I'm following the proof of the theorem 4.3.3 p. 47 of "Introduction to the distributions theory" by Friedlander and Joshi. We have the following identity

\begin{align*} \textbf{(1)} \displaystyle \langle u \otimes v, \varphi \rangle = \langle v(y), \langle u(x), \varphi(x,y) \rangle \rangle = \langle u(x), \langle v(y), \varphi(x,y) \rangle \rangle \end{align*}

where $\varphi \in \mathcal{D}(X\times Y)$. Ok I understand that this identity is worth. However, the same theorem, there is the next point

$\textbf{(4)}$ The tensor product is a separately continuous bilinear form on $\mathcal{D}'(X) \times \mathcal{D}'(Y)$

and in the proof it says that $(4)$ is immediate consequence of $(1)$. Sincerely, I did not understand what it means "separately" and how $(1)$ implies $(4)$.

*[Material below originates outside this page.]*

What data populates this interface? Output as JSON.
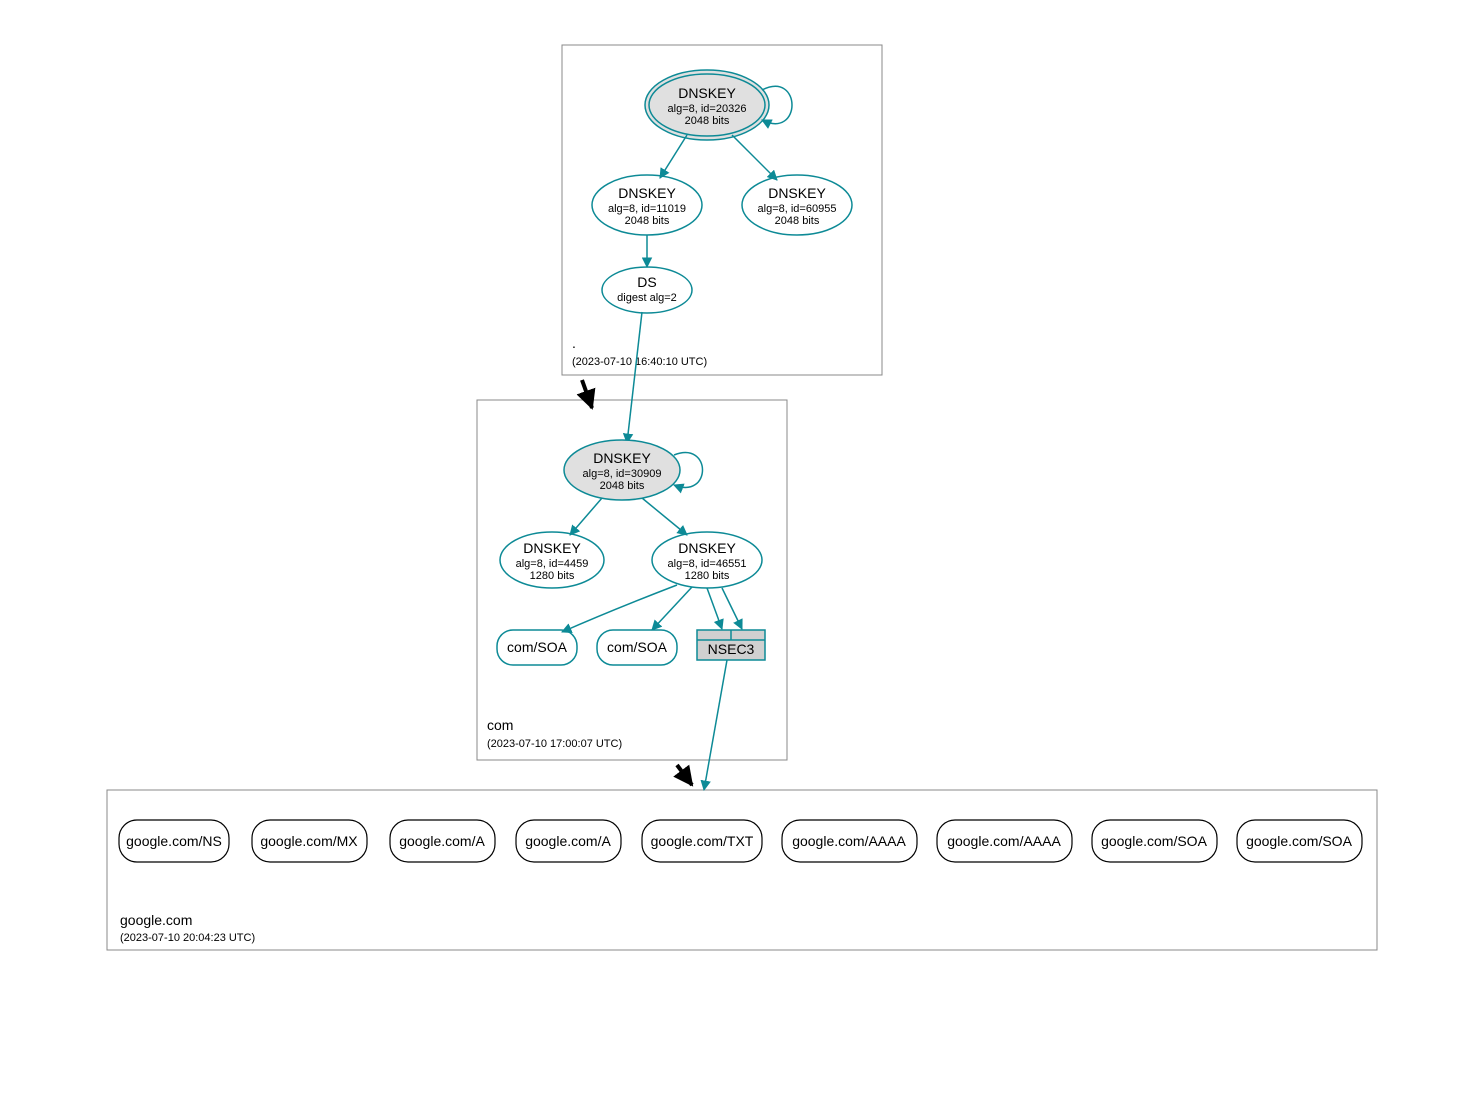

Since $D(X\times Y)$ contains $D(X)\times D(Y)$, the same definition as in (1) applies to $D'(X)\times D'(Y)$, and therefore you can use the form in (1) to prove continuity in (4).
This is a cheap version of the theorem. In fact, this operation is continuous (not just separately) if one uses the strong topology on $\mathcal{D}'(X)$, $\mathcal{D}'(Y)$ and $\mathcal{D}'(X\times Y)$.